An Insurance Company Underestimated How Long People Would Live -- And Now Its Stock Is Crashing

Genworth shares are crashing.

In morning trade on Thursday, the stock was down nearly 36% to about $US9 per share. On Wednesday, the stock closed around $US14.

At current prices, the company has a market cap of around $US4.4 billion.

The crash in Genworth shares comes after the company last night reported earnings that widely missed expectations as the company took a massive $US844 million loss after completing a review of its long-term care businesses. On a per share basis, this comes out to a loss of $US1.70; Wall Street was looking for earnings of $US0.19.
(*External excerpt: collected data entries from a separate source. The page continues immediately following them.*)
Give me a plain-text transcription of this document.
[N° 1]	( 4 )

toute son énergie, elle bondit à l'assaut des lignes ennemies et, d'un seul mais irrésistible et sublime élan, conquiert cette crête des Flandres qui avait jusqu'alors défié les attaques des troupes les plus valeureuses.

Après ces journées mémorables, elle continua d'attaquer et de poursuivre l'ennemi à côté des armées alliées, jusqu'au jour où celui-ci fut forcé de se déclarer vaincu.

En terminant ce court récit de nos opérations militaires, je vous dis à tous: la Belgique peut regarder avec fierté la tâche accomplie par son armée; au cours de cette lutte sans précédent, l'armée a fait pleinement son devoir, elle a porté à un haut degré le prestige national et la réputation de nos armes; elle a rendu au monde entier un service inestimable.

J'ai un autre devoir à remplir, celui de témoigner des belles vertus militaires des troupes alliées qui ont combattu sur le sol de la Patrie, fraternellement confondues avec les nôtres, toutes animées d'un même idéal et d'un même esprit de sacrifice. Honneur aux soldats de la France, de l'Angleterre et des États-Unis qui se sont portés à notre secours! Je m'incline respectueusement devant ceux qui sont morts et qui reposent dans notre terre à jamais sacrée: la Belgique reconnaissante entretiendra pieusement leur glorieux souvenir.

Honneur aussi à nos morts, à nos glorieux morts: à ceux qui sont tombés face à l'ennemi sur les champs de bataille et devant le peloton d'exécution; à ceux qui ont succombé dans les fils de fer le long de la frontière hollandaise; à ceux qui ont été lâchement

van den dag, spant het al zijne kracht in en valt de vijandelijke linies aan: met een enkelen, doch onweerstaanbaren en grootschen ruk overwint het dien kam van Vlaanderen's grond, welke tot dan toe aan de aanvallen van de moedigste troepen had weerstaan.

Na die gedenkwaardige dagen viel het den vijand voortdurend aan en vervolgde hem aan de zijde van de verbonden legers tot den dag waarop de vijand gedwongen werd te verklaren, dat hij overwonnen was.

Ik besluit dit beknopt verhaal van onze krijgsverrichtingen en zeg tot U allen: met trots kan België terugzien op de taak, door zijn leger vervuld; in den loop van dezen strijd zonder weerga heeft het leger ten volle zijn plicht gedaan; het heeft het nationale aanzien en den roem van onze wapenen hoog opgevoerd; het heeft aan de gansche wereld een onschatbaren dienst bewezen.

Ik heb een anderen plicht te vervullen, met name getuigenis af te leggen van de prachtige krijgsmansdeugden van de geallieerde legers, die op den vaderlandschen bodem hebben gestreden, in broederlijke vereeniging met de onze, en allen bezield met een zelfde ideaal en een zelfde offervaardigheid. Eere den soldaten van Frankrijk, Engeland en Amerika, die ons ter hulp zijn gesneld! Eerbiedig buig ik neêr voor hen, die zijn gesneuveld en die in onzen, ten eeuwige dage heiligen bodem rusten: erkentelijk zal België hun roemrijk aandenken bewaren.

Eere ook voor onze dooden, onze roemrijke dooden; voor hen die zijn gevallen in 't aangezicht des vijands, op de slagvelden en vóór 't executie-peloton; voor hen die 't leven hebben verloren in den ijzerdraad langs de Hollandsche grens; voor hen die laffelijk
Long-term care insurance is a private version of a Medicare or Medicaid program that provides insurance to older Americans.

The main problem Genworth found with its assumptions after its review: people are living way longer than they previously assumed.

In its earnings release, Genworth said:

“The company made changes to its assumptions and methodologies primarily impacting claim terminations, most significantly in later duration claims, and benefit utilization reflecting that claimants are staying on claim longer and utilising more of their available benefits in aggregate than had previously been assumed in the company’s reserve calculations.”

In English, “claimants…staying on claim longer” means that people on a long-term care plan are making that plan longer-term than the company previously modelled. Genworth also filed a presentation outlining how they went about changing its models.

As an insurance company, you collect premiums and then stockpile these assets — keeping some in cash and investing others — so that when folks you insure need this money, you can pay it out.

And so the charge that Genworth took on Thursday is related to a need to increase its stockpile for long-term care customers. And the company said it is continuing its review, which, based on Thursday’s market reaction, investors are thrilled about.

Here’s a long paragraph from Genworth about that:

In the fourth quarter of 2014 the company is conducting its annual review of active life margins and as part of this review it will review the associated assumptions and methodologies. Based on the work done in connection with the recently completed claim reserve review that resulted in changes to claim terminations and benefit utilization assumptions and associated methodologies, the company expects these changes will materially reduce its active life margins... Separately, the company tests its acquired LTC blocks for recoverability as part of its loss recognition testing margin review. Given the age of those blocks, the results of this review are less likely to benefit from management actions, and therefore are more likely to be negatively impacted by the updated claim reserve assumptions and methodologies. The company may also make changes to its other active life margin assumptions and methodologies, but currently cannot predict with more specificity the nature, extent or margin impact of any of the assumption and methodology changes it may make in completing its annual margin review, and whether or not the resulting impact will be material.

Genworth hits a version of two of the phrases investors like to hear least: “materially reduce” and “cannot predict.”

Investors hate being told that earnings are going to be reduced, and might hate it more when a company isn’t sure how something is going to turn out.

And on Thursday, investors are hating Genworth’s stock, too.